Contamos también con una cantidad de historias personales y familiares que son, en sí mismas, historias sorprendentes y de impacto; las personas que se han sometido a esos tratamientos son gente golpeada por la atrocidad de un sistema y un orden de cosas que, tristemente, estamos tardando en superar. Gente muy pobre, proveniente de los territorios más dolorosos de la exclusión.

Este es el punto y el momento en que debemos confesar una perturbación ética que es preciso limar: las historias de sanación o de salvación de estas personas son, cinematográfica o literariamente, atractivas, “vendedoras”; son dramáticas y conmovedoras, tienen “punch”, tienen público. Esto revela dos cosas: que el sensacionalismo es un recurso que sigue atrayendo público (porque vivimos en una sociedad a la que le gusta presenciar el sufrimiento de los demás, cosa bastante amarga y lamentable así le agreguemos después que también nos emociona la victoria sobre la adversidad) y que uno de nuestros mayores esfuerzos debe concetrarse en la búsqueda de una exposición respetuosa de los hechos.

No sé qué tendría que ocurrir en Venezuela y el mundo para que la regeneración de la pulpa dental con células madre de un señor de Yaracuy sea la noticia del año en este país o en cualquiera, porque es primera vez que algo así ocurre en el mundo. Pero seguramente, a pesar de nuestros esfuerzos, esa no será la noticia del año; difícilmente logrará destronar de ese pedestal al récord mundial de Yulimar Rojas en salto triple. Es lógico y se entiende: la proeza de Yulimar es espectacular, es visualmente atractiva, y en cambio la hazaña médica y científica de todo un equipo no se ve, no es un hecho digno de un estadio.

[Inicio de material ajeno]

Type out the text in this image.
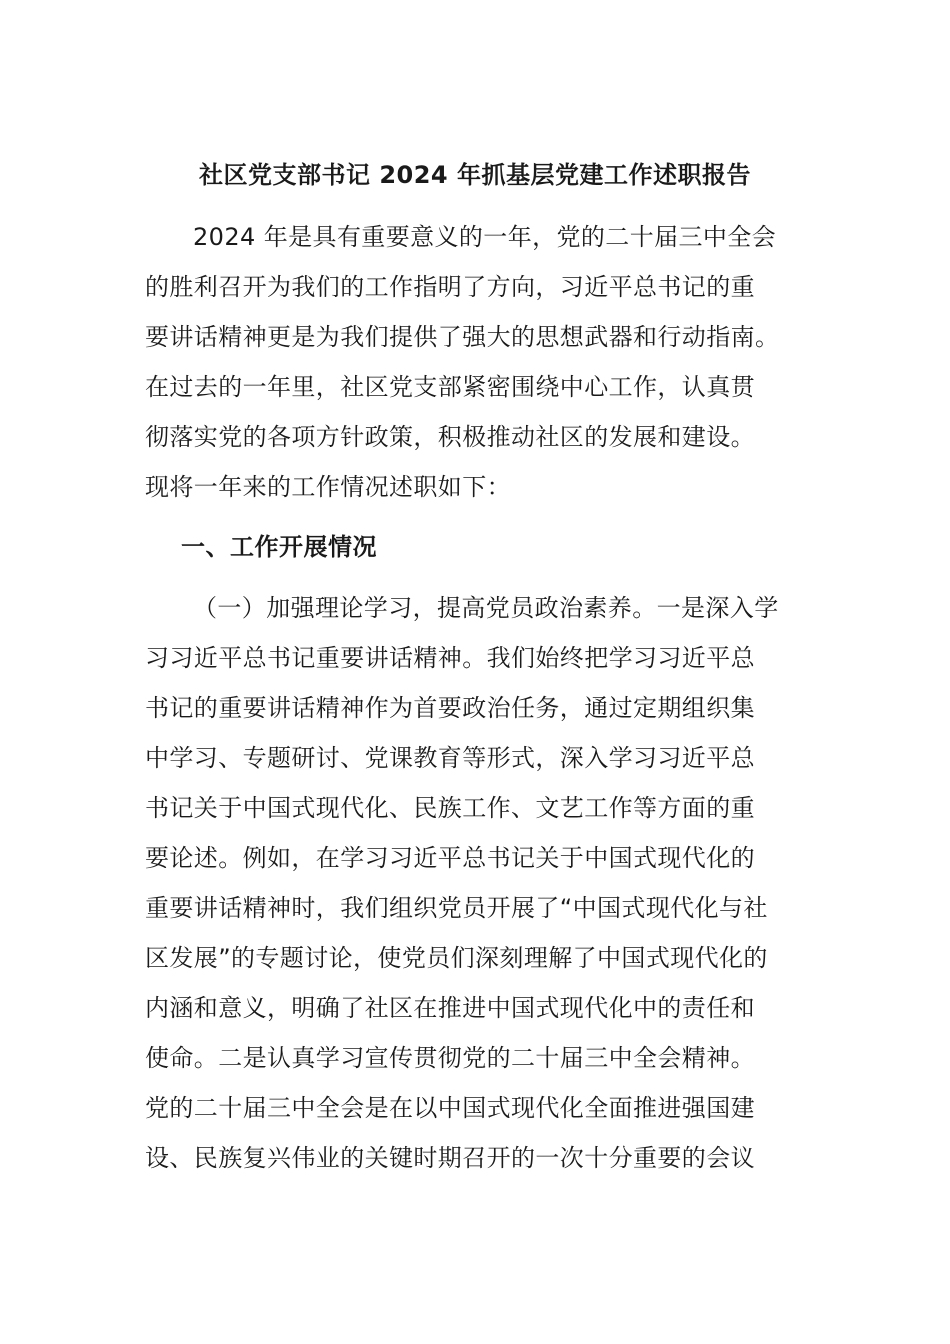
社区党支部书记 2024 年抓基层党建工作述职报告
2024 年是具有重要意义的一年，党的二十届三中全会
的胜利召开为我们的工作指明了方向，习近平总书记的重
要讲话精神更是为我们提供了强大的思想武器和行动指南。
在过去的一年里，社区党支部紧密围绕中心工作，认真贯
彻落实党的各项方针政策，积极推动社区的发展和建设。
现将一年来的工作情况述职如下：
一、工作开展情况
（一）加强理论学习，提高党员政治素养。一是深入学
习习近平总书记重要讲话精神。我们始终把学习习近平总
书记的重要讲话精神作为首要政治任务，通过定期组织集
中学习、专题研讨、党课教育等形式，深入学习习近平总
书记关于中国式现代化、民族工作、文艺工作等方面的重
要论述。例如，在学习习近平总书记关于中国式现代化的
重要讲话精神时，我们组织党员开展了“中国式现代化与社
区发展”的专题讨论，使党员们深刻理解了中国式现代化的
内涵和意义，明确了社区在推进中国式现代化中的责任和
使命。二是认真学习宣传贯彻党的二十届三中全会精神。
党的二十届三中全会是在以中国式现代化全面推进强国建
设、民族复兴伟业的关键时期召开的一次十分重要的会议
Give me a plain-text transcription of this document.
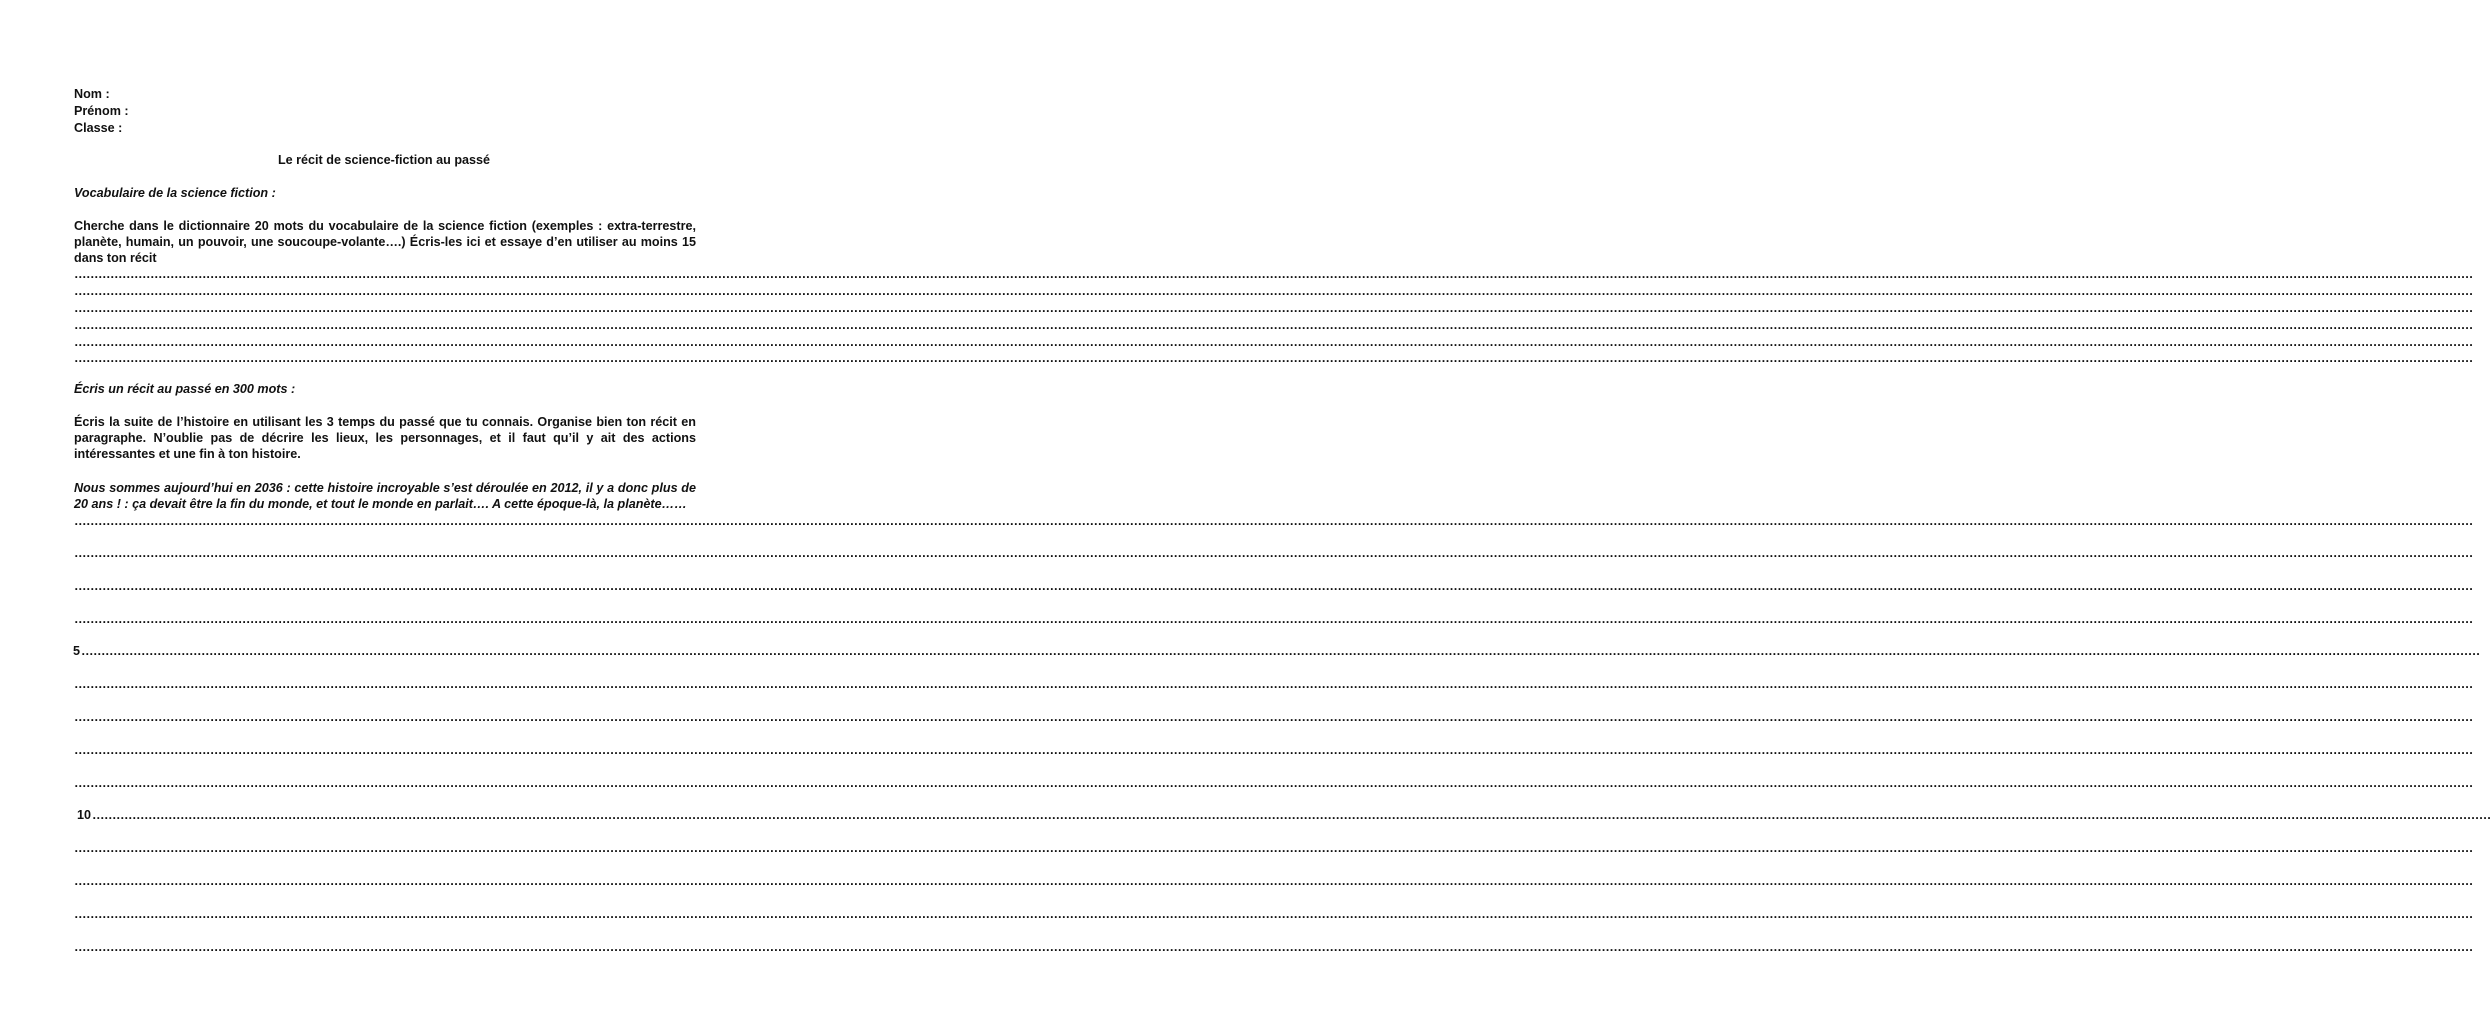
Nom :

Prénom :

Classe :

Le récit de science-fiction au passé

Vocabulaire de la science fiction :

Cherche dans le dictionnaire 20 mots du vocabulaire de la science fiction (exemples : extra-terrestre, planète, humain, un pouvoir, une soucoupe-volante….) Écris-les ici et essaye d’en utiliser au moins 15 dans ton récit

……………………………………………………………………………………………………………………………………………………………………………………………………………………………………………………………………………………………………………………………………………………………………………………………………………………………………………………………………………………………………………………………………………………
……………………………………………………………………………………………………………………………………………………………………………………………………………………………………………………………………………………………………………………………………………………………………………………………………………………………………………………………………………………………………………………………………………………
……………………………………………………………………………………………………………………………………………………………………………………………………………………………………………………………………………………………………………………………………………………………………………………………………………………………………………………………………………………………………………………………………………………
……………………………………………………………………………………………………………………………………………………………………………………………………………………………………………………………………………………………………………………………………………………………………………………………………………………………………………………………………………………………………………………………………………………
……………………………………………………………………………………………………………………………………………………………………………………………………………………………………………………………………………………………………………………………………………………………………………………………………………………………………………………………………………………………………………………………………………………
……………………………………………………………………………………………………………………………………………………………………………………………………………………………………………………………………………………………………………………………………………………………………………………………………………………………………………………………………………………………………………………………………………………

Écris un récit au passé en 300 mots :

Écris la suite de l’histoire en utilisant les 3 temps du passé que tu connais. Organise bien ton récit en paragraphe. N’oublie pas de décrire les lieux, les personnages, et il faut qu’il y ait des actions intéressantes et une fin à ton histoire.

Nous sommes aujourd’hui en 2036 : cette histoire incroyable s’est déroulée en 2012, il y a donc plus de 20 ans ! : ça devait être la fin du monde, et tout le monde en parlait…. A cette époque-là, la planète……

……………………………………………………………………………………………………………………………………………………………………………………………………………………………………………………………………………………………………………………………………………………………………………………………………………………………………………………………………………………………………………………………………………………
……………………………………………………………………………………………………………………………………………………………………………………………………………………………………………………………………………………………………………………………………………………………………………………………………………………………………………………………………………………………………………………………………………………
……………………………………………………………………………………………………………………………………………………………………………………………………………………………………………………………………………………………………………………………………………………………………………………………………………………………………………………………………………………………………………………………………………………
……………………………………………………………………………………………………………………………………………………………………………………………………………………………………………………………………………………………………………………………………………………………………………………………………………………………………………………………………………………………………………………………………………………
5 ……………………………………………………………………………………………………………………………………………………………………………………………………………………………………………………………………………………………………………………………………………………………………………………………………………………………………………………………………………………………………………………………………………………
……………………………………………………………………………………………………………………………………………………………………………………………………………………………………………………………………………………………………………………………………………………………………………………………………………………………………………………………………………………………………………………………………………………
……………………………………………………………………………………………………………………………………………………………………………………………………………………………………………………………………………………………………………………………………………………………………………………………………………………………………………………………………………………………………………………………………………………
……………………………………………………………………………………………………………………………………………………………………………………………………………………………………………………………………………………………………………………………………………………………………………………………………………………………………………………………………………………………………………………………………………………
……………………………………………………………………………………………………………………………………………………………………………………………………………………………………………………………………………………………………………………………………………………………………………………………………………………………………………………………………………………………………………………………………………………
10 ……………………………………………………………………………………………………………………………………………………………………………………………………………………………………………………………………………………………………………………………………………………………………………………………………………………………………………………………………………………………………………………………………………………
……………………………………………………………………………………………………………………………………………………………………………………………………………………………………………………………………………………………………………………………………………………………………………………………………………………………………………………………………………………………………………………………………………………
……………………………………………………………………………………………………………………………………………………………………………………………………………………………………………………………………………………………………………………………………………………………………………………………………………………………………………………………………………………………………………………………………………………
……………………………………………………………………………………………………………………………………………………………………………………………………………………………………………………………………………………………………………………………………………………………………………………………………………………………………………………………………………………………………………………………………………………
……………………………………………………………………………………………………………………………………………………………………………………………………………………………………………………………………………………………………………………………………………………………………………………………………………………………………………………………………………………………………………………………………………………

En serio y en broma dije hace unos días en un conversatorio que eso tiene al menos una explicación: es muy difícil imaginarse al doctor José Cardier pegando un brinco de 15 metros, y eso dificulta su promoción como hombre-noticia. Pero las vidas que ha salvado o mejorado el tipo de procedimientos animados y liderados por Cardier (y lo seguirá haciendo) no las puede pagar ninguna medalla de oro olímpica o campeonato mundial.

Andamos en ese ejercicio de equilibrismo. Caminamos en una cuerda floja entre los discursos aburridos por incomprensibles, y los discursos graciosos y chispeantes, por banales o irresponsables. Al cabo de otros meses más volveremos sobre el tema para hacer otro balance.